DaimlerChrysler in Stuttgart
Chrysler turns corner into profitability
The Chrysler Group reached its goal of breaking even in 2002, laeving its losses behind, parent company DaimlerChrysler reported from Stuttgart on Thursday. But the company said operating profits reached €1.32 billion ($1.42 billion) excluding one-time charges. In 2001, the company reported a loss of €2.18 billion. The Mercedes Car Group also boosted its operating profit last year to €3.02 billion from €2.96 billion, an increase of 2 percent.
Construction employment drops 8 percent
The number of workers in Germany's battered construction industry fell by around 8 percent, continuing a trend that began in 1996, the German Statistics Office reported on Thursday. The construction industry is one reason for the country's rising unemployment rate. Last month, the rate rose by 1 percentage point to 11.1 percent. In all, more than 4.6 million people were out of work last month.
Economic institute lowers German growth forecast
With the likelihood of a war against Iraq increasing, a major German economic think tank on Thursday reduced its forecast for economic growth in Germany. The new figure is lower than the one forecast by the federal government in Berlin. "We're reducing our growth forecast to 0.9 percent because the old forecast was created under the presumption there would not be a war in Iraq," said Hans-Werner Sinn, head of the Munich-based Institute for Economic Research. "We're now assuming there will be a brief war." Several other German economic institutes have also reduced their forecasts for growth beneath Berlin's 1 percent figure in recent days.
International group buys German pay TV giant
Das Logo des Abo-Senders Premiere der KirchPayTV ziert am Dienstag, 9. April 2002 die Frontseite des Hauptquartiers in Unterföhring bei München.
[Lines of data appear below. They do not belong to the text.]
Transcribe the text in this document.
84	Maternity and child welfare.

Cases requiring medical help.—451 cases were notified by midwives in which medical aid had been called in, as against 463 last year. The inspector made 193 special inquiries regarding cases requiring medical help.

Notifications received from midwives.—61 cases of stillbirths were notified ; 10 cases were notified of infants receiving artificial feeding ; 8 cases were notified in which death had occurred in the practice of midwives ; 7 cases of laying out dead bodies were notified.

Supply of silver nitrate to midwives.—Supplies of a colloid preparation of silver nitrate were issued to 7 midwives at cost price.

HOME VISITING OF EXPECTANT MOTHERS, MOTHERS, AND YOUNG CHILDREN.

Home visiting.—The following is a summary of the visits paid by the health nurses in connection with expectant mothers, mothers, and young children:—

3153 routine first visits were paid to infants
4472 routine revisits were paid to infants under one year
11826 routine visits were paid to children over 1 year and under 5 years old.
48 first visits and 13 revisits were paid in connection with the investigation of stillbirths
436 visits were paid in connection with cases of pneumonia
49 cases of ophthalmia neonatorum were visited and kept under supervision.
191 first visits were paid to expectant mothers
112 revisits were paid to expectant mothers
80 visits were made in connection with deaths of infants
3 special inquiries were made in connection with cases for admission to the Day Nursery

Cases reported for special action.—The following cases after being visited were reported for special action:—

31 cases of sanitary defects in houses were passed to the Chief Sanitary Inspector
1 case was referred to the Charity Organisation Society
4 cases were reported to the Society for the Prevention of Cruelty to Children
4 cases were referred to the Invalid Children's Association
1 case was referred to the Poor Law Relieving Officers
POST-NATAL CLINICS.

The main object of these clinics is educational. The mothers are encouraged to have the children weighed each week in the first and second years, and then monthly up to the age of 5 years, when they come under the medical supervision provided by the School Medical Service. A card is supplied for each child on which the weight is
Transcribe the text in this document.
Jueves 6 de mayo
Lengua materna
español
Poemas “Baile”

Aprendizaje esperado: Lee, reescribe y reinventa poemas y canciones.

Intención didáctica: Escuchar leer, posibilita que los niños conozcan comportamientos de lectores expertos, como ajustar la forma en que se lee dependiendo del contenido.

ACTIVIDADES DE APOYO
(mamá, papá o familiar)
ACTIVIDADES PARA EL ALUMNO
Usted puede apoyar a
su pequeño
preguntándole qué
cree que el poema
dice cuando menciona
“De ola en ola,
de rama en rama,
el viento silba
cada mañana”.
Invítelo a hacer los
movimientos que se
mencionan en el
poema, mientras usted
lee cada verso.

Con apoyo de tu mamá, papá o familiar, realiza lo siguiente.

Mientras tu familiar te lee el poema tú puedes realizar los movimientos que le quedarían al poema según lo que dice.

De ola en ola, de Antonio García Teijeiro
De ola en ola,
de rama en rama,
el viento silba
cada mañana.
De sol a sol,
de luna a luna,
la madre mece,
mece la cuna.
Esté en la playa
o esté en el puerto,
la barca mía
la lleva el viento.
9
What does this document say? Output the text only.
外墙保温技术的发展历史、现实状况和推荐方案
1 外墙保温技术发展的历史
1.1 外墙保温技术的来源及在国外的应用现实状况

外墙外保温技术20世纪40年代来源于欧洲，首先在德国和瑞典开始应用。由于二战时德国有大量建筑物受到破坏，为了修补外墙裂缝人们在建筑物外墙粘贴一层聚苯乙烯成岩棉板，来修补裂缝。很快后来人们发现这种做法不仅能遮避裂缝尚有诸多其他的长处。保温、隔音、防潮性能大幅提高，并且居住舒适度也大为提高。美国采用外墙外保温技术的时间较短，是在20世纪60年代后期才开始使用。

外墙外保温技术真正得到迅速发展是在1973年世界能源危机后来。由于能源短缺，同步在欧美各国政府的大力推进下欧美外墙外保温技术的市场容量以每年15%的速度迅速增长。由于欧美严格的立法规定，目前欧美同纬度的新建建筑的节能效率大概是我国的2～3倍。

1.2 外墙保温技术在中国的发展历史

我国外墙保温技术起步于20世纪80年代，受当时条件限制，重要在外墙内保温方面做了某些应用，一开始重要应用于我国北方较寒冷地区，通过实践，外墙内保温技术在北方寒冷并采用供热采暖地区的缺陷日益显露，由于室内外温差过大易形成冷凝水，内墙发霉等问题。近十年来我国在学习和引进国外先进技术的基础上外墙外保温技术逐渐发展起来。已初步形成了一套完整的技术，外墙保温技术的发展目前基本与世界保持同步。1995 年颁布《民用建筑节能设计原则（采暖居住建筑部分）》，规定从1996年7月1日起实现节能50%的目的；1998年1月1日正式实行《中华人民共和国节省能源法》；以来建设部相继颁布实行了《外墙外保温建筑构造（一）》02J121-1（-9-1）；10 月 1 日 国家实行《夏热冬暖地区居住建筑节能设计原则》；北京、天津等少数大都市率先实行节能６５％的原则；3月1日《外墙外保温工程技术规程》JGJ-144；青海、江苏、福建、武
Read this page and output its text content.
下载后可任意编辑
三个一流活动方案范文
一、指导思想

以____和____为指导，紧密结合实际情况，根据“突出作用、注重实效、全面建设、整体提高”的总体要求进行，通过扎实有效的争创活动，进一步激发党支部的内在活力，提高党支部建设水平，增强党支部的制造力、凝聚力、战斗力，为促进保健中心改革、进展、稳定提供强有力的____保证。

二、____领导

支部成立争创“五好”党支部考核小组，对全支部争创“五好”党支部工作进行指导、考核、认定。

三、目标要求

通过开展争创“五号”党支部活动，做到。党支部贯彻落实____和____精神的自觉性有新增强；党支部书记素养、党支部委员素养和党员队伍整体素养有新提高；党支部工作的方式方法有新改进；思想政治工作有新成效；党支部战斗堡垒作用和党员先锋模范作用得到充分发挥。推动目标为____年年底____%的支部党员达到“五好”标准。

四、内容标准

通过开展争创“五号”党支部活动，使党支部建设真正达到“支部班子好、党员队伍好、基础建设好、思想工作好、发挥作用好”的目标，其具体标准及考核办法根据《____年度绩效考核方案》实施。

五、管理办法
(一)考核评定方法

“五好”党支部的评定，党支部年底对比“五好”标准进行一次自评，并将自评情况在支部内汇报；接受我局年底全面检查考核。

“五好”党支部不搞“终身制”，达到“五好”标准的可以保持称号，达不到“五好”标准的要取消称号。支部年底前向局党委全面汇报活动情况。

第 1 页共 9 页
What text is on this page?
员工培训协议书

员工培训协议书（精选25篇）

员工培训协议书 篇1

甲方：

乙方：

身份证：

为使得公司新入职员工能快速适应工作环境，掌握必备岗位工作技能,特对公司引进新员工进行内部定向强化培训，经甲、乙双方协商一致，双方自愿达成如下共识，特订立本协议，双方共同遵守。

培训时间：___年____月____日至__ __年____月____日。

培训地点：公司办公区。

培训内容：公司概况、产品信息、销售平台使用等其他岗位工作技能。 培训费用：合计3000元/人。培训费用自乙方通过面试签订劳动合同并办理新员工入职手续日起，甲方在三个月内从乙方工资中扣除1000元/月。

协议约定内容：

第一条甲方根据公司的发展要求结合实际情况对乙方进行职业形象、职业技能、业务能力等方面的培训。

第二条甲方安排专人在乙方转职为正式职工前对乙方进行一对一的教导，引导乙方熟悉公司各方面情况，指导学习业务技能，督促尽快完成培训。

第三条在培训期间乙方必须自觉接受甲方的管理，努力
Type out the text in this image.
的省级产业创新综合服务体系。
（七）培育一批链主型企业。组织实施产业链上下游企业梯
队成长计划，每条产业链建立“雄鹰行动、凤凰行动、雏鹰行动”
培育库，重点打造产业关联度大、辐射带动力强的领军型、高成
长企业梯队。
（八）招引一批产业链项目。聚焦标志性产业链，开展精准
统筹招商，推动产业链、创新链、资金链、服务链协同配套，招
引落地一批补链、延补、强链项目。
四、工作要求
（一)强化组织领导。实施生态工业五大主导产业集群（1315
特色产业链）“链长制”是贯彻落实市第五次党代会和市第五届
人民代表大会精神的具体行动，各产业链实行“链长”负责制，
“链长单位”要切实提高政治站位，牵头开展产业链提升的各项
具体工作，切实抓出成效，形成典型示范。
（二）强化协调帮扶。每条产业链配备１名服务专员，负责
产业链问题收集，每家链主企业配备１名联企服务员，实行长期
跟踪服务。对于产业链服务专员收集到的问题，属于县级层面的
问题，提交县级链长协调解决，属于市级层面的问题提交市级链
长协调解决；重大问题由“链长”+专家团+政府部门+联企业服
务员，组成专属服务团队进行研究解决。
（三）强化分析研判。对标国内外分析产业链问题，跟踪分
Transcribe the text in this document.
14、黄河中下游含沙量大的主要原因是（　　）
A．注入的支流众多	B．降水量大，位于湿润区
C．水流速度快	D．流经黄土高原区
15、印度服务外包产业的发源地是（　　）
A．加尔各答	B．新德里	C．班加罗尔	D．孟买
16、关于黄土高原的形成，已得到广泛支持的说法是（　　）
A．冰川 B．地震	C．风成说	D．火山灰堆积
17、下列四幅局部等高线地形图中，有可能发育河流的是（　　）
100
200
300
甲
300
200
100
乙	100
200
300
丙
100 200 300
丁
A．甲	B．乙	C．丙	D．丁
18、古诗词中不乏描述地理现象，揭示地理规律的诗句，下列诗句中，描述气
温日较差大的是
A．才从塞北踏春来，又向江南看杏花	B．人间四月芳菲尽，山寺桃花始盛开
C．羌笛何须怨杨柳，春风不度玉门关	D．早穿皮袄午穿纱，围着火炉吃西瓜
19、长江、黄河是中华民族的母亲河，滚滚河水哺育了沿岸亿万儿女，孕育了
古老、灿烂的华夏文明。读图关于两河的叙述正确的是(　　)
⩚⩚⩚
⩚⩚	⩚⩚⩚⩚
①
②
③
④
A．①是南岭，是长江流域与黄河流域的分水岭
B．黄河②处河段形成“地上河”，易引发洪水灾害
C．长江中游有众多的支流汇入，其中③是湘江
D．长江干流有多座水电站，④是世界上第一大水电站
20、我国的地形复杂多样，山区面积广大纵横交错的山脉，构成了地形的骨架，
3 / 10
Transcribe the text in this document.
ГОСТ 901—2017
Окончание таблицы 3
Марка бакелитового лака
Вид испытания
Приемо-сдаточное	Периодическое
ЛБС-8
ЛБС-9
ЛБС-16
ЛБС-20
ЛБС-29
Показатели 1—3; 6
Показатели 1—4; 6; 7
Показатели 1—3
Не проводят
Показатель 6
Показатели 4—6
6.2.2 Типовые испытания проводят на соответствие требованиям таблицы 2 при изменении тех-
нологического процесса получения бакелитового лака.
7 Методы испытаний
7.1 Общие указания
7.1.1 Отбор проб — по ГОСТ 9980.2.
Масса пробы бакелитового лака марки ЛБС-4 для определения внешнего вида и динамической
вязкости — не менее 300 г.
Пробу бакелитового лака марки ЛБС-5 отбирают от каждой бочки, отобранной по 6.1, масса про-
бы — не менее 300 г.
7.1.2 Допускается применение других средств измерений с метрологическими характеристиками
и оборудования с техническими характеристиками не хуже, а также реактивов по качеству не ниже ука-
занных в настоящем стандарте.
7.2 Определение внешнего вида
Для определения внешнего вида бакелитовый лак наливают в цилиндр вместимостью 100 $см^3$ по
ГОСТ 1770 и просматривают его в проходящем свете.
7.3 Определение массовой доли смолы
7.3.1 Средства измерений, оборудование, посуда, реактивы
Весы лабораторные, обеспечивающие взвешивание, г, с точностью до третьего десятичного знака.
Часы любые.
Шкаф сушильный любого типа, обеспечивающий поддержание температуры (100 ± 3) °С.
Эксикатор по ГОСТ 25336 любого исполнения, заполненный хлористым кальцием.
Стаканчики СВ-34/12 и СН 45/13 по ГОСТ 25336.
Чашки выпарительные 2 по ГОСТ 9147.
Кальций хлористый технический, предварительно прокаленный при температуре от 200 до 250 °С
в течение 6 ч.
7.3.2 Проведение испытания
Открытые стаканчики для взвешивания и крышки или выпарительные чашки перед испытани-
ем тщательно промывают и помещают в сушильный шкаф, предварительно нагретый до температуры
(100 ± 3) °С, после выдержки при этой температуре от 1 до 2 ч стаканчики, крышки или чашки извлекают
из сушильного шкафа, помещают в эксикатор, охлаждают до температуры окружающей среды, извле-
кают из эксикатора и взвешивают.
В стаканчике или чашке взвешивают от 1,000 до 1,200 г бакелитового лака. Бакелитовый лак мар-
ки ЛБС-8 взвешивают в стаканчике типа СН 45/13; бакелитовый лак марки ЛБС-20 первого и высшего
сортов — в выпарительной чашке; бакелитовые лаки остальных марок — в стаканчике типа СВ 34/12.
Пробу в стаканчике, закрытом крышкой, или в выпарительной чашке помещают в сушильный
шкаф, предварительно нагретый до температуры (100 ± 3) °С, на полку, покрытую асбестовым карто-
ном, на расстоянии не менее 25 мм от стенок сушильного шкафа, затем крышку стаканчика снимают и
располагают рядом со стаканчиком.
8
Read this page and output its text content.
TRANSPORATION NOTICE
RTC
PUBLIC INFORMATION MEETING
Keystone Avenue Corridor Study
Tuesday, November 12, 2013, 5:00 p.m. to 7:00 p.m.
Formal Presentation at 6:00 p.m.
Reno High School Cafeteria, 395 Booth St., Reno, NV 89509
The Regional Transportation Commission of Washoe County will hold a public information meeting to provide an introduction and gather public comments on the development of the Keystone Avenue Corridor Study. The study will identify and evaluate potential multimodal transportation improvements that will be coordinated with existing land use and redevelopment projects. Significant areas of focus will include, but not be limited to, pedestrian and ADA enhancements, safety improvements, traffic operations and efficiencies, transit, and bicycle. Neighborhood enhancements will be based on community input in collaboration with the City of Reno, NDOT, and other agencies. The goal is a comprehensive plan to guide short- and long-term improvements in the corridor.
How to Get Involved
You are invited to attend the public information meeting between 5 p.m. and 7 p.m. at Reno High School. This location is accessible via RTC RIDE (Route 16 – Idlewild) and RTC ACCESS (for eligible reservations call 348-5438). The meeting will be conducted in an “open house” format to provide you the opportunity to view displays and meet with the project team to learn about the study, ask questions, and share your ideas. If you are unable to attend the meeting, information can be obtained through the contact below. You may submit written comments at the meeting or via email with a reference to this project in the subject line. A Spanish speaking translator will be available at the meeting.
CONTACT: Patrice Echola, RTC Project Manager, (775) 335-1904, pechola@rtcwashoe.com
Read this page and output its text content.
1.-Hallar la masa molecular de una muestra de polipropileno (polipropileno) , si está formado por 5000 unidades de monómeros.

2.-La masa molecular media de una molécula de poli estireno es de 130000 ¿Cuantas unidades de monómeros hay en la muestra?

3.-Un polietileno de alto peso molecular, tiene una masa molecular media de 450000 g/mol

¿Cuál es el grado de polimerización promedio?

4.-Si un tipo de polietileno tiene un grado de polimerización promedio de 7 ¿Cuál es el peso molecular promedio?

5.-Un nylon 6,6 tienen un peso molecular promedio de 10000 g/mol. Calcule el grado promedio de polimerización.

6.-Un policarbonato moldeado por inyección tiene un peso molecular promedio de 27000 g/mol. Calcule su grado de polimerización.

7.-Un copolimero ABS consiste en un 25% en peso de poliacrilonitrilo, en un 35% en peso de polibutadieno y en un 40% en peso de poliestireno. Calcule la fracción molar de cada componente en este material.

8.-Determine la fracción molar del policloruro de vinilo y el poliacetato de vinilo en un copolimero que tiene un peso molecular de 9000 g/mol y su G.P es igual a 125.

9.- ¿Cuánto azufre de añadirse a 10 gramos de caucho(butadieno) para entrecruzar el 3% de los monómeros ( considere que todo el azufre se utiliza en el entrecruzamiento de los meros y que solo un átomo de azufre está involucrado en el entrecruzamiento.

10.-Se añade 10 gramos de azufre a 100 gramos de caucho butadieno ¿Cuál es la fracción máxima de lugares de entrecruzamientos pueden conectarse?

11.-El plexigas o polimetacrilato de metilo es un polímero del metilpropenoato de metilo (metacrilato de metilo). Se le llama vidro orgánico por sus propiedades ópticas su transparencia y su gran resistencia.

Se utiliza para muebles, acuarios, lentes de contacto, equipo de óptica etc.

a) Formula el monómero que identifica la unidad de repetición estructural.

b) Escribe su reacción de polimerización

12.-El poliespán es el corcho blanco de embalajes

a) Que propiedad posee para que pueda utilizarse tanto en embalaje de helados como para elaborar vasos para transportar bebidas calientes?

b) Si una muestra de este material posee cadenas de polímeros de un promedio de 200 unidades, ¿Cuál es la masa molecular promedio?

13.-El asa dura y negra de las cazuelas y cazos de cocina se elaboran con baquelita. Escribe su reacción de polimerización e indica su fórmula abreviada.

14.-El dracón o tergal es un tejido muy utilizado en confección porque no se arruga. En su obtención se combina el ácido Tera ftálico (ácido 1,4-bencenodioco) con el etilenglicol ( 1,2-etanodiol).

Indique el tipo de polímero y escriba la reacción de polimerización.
Das Schicksal von Premiere ist nach dem Insolvenzantrag der Kirch Gruppe noch ungeklärt. (AP Photo/Diether Endlicher)
A consortium of international investors said on Thursday it would acquire a majority stake in Premiere, Germany's largest pay TV service. The Permira consortium said it would infuse at least €220 million ($236.9 million) into the financially beleaguered company as part of the deal. Though Premiere has over two million subscribers in Germany, it has suffered horrendous losses for years. Premiere's future has been uncertain in recent months following the spectacular bankruptcy of its parent company, Kirch Group. Permira said it hoped to increase the number of Premiere subscribers to 2.9 million by the end of the year and to take the company to profitability by mid-2004.
Lufthansa Cuts Capacity and Spending Lufthansa is planning drastic cutbacks aimed at saving on operating costs. The German airline said on Thursday it would pull 10 aircraft from its operations, bringing the total number of planes in its fleet grounded due to the current slowdown in travel to 31. Lufthansa has also put a freeze on hiring new workers and says it will spend less by cutting capital expenditures by €300 million ($323 million).